While Facebook does have a Safety Center for users and a specific guide for survivors of abuse developed with the National Network to End Domestic Violence, it doesn’t appear to offer specific guidance for users about how they should evaluate the safety or legitimacy of a group. There aren’t warnings, for example, about sharing personal information when you don’t know an administrator’s real identity.

Facebook does provide public verification badges for certain pages. A blue check mark indicates Facebook has “confirmed that this is the authentic Page or profile for this public figure, media company or brand,” while gray check marks are used for businesses and organizations.

The company uses a number of other signals, beyond just verification status, to surface groups and pages algorithmically in search results and recommendation engines, which can vary from user to user based on things like their friends or connections. But when several people at WIRED searched for the hashtag #MeToo, the page behind the now-deleted group was listed higher than the Facebook verified page associated with the #MeToo movement.

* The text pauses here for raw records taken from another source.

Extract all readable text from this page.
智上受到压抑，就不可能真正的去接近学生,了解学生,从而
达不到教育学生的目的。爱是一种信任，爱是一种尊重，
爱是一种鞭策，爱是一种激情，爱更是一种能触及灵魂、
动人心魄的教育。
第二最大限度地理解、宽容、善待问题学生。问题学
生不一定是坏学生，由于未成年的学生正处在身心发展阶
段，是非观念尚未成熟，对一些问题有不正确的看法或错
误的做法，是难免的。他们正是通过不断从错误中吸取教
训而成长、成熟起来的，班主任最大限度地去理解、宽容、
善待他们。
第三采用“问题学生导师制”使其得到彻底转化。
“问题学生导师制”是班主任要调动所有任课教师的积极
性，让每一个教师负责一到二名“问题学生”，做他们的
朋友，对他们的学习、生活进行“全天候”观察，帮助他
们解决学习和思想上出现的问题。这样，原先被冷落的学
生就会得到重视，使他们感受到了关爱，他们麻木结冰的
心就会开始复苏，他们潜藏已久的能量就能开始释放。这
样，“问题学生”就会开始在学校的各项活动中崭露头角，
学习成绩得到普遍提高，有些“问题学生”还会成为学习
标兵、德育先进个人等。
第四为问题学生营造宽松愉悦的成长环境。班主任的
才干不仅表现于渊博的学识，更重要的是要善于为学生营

“Recommendation algorithms are routinely manipulated across a wide array of digital platforms (this isn’t unique to Facebook), and verified accounts are one way to communicate trust to users,” says Mary Madden, a research lead at Data & Society, a nonprofit that studies social and cultural issues related to new technologies. “However, placement and ranking on a list also matter a great deal, so it’s easy to see why many users might have assumed a page at the very top was legitimate.”

The social network also appears to rank groups in part based on their size. Before it was deleted, the #MeToo group had more than 15,000 members. But as a Buzzfeed News investigation found, it’s easy to buy fake group members to bolster the perceived size of a community.

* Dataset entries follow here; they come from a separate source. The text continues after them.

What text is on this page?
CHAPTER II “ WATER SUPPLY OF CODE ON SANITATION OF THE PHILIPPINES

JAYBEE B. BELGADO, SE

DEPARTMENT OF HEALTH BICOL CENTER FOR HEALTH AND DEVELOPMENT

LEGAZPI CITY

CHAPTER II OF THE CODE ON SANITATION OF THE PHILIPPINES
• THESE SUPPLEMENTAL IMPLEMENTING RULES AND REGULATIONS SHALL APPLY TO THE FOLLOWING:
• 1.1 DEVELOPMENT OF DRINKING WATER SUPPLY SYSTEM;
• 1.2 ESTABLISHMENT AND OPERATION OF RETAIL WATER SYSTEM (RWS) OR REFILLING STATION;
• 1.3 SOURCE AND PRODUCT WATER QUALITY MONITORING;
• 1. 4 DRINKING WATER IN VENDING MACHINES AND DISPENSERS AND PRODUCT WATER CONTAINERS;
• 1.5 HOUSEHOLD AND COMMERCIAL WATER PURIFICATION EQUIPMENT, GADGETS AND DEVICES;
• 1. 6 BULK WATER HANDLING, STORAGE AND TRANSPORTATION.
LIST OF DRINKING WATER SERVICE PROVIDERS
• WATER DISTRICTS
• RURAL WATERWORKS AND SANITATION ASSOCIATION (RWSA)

For years, Facebook has worked to promote itself as a welcoming and safe platform for billions of people to share their real lives. But that information can sometimes be used for purposes users aren’t aware of, even in closed groups run by legitimate, well-intended administrators.

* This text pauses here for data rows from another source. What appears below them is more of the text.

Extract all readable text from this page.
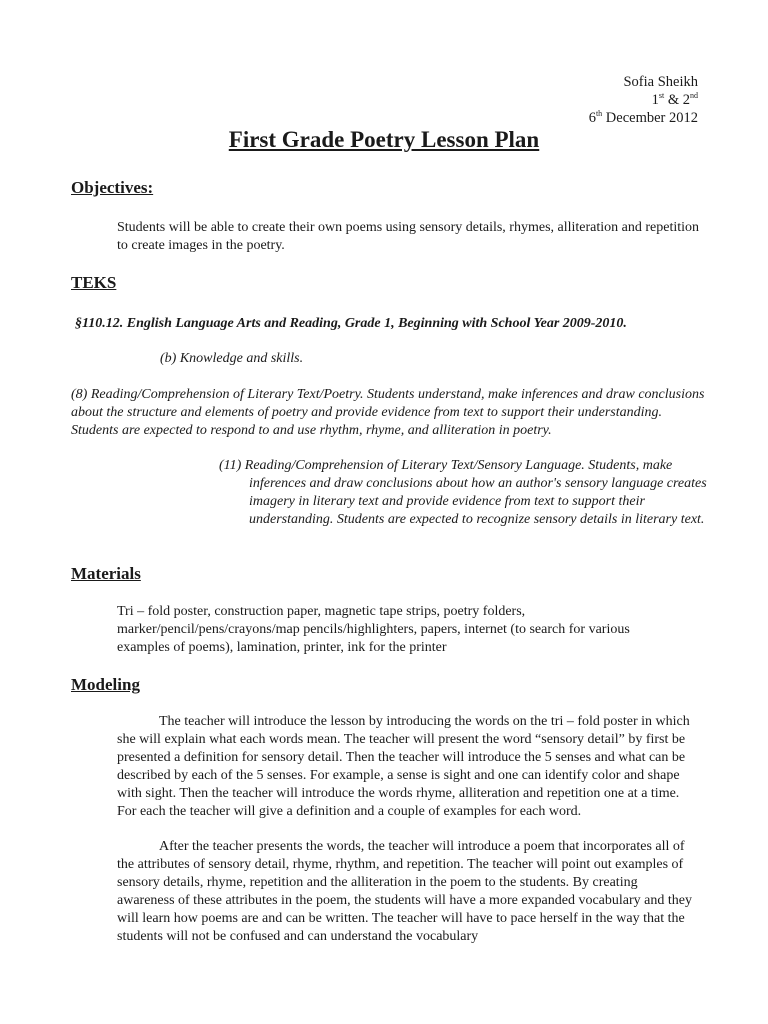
Sofia Sheikh
1st & 2nd
6th December 2012
First Grade Poetry Lesson Plan
Objectives:

Students will be able to create their own poems using sensory details, rhymes, alliteration and repetition to create images in the poetry.

TEKS

§110.12. English Language Arts and Reading, Grade 1, Beginning with School Year 2009-2010.

(b) Knowledge and skills.

(8) Reading/Comprehension of Literary Text/Poetry. Students understand, make inferences and draw conclusions about the structure and elements of poetry and provide evidence from text to support their understanding. Students are expected to respond to and use rhythm, rhyme, and alliteration in poetry.

(11) Reading/Comprehension of Literary Text/Sensory Language. Students, make inferences and draw conclusions about how an author's sensory language creates imagery in literary text and provide evidence from text to support their understanding. Students are expected to recognize sensory details in literary text.

Materials

Tri – fold poster, construction paper, magnetic tape strips, poetry folders, marker/pencil/pens/crayons/map pencils/highlighters, papers, internet (to search for various examples of poems), lamination, printer, ink for the printer

Modeling

The teacher will introduce the lesson by introducing the words on the tri – fold poster in which she will explain what each words mean. The teacher will present the word “sensory detail” by first be presented a definition for sensory detail. Then the teacher will introduce the 5 senses and what can be described by each of the 5 senses. For example, a sense is sight and one can identify color and shape with sight. Then the teacher will introduce the words rhyme, alliteration and repetition one at a time. For each the teacher will give a definition and a couple of examples for each word.

After the teacher presents the words, the teacher will introduce a poem that incorporates all of the attributes of sensory detail, rhyme, rhythm, and repetition. The teacher will point out examples of sensory details, rhyme, repetition and the alliteration in the poem to the students. By creating awareness of these attributes in the poem, the students will have a more expanded vocabulary and they will learn how poems are and can be written. The teacher will have to pace herself in the way that the students will not be confused and can understand the vocabulary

Last week, CNBC reported that Facebook recently removed functionality that allowed third parties to access the names of people in closed groups. While the posts in closed groups have always been only available to group members, previously anyone could see who the members were. A browser extension had been created that marketers and others could use to download member lists, as well as other information on users including employers, locations, and email addresses.

The extension was discovered by Andrea Downing, a moderator for a closed support group for women with gene mutations that put them at a higher risk of developing some forms of cancer. She and others in the community grew worried that insurance companies or other parties might be able to access information about their health, even though their groups aren’t public. They reached out to Facebook with their concerns. On June 29, the social network made member lists for closed groups private. (Facebook told CNBC its decision to make the change was not related to their outreach.) The browser extension has also been taken down.

Downing is still not satisfied. “The system-wide design of Facebook’s groups functionality is a major problem,” she says. And yet, she says it would be hard to leave the social network for another platform, because users can’t download the posts they’ve made in groups. Facebook did not immediately respond to a question about whether it would make group data downloadable.

Facebook groups have helped millions of people connect and feel less alone, but they are also enticing targets for trolls and scammers. The social network has a mixed record when it comes to anticipating how its tools will be abused, but when people are using their real names and sharing the most intimate details about their lives, the stakes couldn’t be higher.

“I liked the group a lot, people would share their stories or ask if certain things happened to them or some people asked for advice on things,” says Chloe, another woman who was in the #MeToo group. “We all helped each other or supported each other as best we could.”